So far the King strategy has been to restore sales growth and price competitiveness whatever the cost
September 6, 2010 by admin
Filed under Entertainment
So far the King strategy has been to restore sales growth and price competitiveness whatever the cost. The next stage, which is restoring the margin, will be much less easy.He’s also saddled with the age old problem for Sainsbury that it still pays far too high a dividend, in part to satisfy the controlling family’s demand for income. Any offer from WPP will be in conjunction with the private-equity group Hellman & Friedman. Sir Martin Sorrell’s WPP is barred from bidding alone because of the numerous conflicts of interest in acquiring Aegis’s media-buying client list. Aegis jumped 6.75p to 127.5p as traders piled in, hoping to make a quick buck.
Growth this year has been only half that expected by the Treasury. If the pincers tighten, do not expect much of a pick-up in growth next year.. Aegis shares have been in retreat for the past month but investors returned to the stock yesterday amid rumours of a 140p-a-share bid for the media buyer from WPP. The danger is that he will force us to tighten our belts even further just at the moment when we conclude it might be a good idea to back off some debt. But there is nothing it can do about the fiscal squeeze, nor should it want to. Tax policy is nothing to do with the Bank.We will know more about how the Chancellor intends to cope with his fiscal problems in the forthcoming Pre-Budget Report. In the coming couple of years, the Bank will have to nudge rates down to minimise the monetary squeeze and, fortunately, it has room to do so.

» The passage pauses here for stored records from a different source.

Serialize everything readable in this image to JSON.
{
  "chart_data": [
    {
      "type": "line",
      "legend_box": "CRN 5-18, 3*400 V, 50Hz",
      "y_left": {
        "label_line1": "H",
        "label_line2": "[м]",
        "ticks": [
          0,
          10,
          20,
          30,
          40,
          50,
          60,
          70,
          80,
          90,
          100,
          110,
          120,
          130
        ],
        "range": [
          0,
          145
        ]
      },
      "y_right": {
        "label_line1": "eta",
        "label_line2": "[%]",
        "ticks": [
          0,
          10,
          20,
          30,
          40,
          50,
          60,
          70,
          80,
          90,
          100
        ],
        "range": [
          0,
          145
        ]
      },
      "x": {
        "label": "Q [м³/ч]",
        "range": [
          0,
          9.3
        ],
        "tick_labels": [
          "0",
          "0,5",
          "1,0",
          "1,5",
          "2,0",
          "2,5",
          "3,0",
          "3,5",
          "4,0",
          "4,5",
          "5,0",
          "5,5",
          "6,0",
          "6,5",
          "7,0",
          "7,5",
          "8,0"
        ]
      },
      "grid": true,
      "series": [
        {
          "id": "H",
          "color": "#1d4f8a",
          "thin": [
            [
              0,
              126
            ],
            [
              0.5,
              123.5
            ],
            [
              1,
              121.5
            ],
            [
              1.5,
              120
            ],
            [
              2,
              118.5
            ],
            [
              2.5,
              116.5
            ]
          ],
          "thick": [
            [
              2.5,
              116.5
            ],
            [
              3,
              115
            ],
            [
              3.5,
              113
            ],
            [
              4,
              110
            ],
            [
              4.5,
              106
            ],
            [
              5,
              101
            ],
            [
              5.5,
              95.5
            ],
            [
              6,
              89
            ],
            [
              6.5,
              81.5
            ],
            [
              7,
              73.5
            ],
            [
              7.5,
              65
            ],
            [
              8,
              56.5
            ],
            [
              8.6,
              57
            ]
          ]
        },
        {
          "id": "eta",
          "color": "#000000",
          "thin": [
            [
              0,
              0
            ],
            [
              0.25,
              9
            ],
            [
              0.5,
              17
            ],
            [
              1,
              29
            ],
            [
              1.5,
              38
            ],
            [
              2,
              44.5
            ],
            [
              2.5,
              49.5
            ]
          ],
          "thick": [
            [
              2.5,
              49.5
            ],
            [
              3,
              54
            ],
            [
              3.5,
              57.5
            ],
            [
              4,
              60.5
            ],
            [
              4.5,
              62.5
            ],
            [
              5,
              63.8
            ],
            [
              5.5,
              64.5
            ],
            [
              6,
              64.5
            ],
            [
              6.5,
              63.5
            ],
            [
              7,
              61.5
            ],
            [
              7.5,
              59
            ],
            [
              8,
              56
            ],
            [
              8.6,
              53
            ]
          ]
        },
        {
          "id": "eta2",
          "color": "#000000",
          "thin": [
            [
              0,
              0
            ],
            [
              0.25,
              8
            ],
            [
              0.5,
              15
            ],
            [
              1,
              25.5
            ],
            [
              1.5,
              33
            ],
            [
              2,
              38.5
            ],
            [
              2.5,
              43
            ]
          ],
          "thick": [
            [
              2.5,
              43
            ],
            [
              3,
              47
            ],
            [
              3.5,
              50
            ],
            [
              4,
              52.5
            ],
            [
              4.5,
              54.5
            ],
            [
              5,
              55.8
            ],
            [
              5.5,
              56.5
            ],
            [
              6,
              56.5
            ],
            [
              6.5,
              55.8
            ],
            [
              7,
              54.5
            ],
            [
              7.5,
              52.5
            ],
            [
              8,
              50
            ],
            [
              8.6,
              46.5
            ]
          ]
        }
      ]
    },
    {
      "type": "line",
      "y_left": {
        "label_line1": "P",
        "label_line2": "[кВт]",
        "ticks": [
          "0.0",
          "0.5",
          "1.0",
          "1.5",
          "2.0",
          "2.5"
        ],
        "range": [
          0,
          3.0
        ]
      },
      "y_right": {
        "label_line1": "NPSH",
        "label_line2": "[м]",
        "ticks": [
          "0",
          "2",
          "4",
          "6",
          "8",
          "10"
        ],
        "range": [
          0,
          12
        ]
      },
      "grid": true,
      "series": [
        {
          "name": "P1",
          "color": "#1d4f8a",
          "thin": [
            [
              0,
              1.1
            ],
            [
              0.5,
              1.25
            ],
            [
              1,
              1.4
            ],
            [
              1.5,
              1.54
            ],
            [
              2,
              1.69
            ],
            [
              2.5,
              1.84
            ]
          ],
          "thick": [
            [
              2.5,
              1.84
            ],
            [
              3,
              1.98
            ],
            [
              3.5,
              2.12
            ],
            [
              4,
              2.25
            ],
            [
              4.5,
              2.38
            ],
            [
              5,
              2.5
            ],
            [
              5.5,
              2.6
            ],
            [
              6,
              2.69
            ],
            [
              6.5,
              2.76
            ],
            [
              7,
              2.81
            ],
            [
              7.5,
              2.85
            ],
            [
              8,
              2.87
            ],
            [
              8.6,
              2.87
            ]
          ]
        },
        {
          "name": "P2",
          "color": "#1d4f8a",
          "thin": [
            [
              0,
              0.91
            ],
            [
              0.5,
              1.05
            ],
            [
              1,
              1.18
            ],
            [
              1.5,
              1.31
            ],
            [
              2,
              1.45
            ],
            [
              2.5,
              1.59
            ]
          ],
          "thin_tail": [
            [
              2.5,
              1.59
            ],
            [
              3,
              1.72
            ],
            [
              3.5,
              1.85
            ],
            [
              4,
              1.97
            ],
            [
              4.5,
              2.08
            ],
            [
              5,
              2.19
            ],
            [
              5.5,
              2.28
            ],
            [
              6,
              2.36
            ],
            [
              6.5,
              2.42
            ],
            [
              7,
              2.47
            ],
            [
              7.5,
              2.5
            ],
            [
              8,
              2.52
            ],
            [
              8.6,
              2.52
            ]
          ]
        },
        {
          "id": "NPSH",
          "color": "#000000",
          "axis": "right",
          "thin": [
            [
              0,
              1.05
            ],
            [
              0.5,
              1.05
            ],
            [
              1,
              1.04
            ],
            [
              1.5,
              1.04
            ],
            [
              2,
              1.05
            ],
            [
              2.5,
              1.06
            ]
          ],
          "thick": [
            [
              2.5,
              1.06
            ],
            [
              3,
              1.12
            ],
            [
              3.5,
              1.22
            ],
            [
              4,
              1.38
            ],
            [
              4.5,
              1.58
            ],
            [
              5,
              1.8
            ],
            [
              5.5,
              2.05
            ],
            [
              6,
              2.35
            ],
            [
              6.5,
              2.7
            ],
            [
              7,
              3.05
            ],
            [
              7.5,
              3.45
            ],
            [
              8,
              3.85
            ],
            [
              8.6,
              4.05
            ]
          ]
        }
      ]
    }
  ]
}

And as the Bank’s Governor, Mervyn King, said yesterday, rising taxes are already squeezing consumption.So there is a pincer movement on consumers: the need not to borrow more (and maybe pay back a little) on the one hand, and higher taxation on the other It is a monetary and fiscal squeeze. These coincide, interestingly, with periods when house prices have fallen in real terms. We are again in a period where house prices have more or less stopped growing and look like stagnating for a while. As you can see, there have been only three periods when consumption has not grown: in 1975, in 1981 and in 1990-92.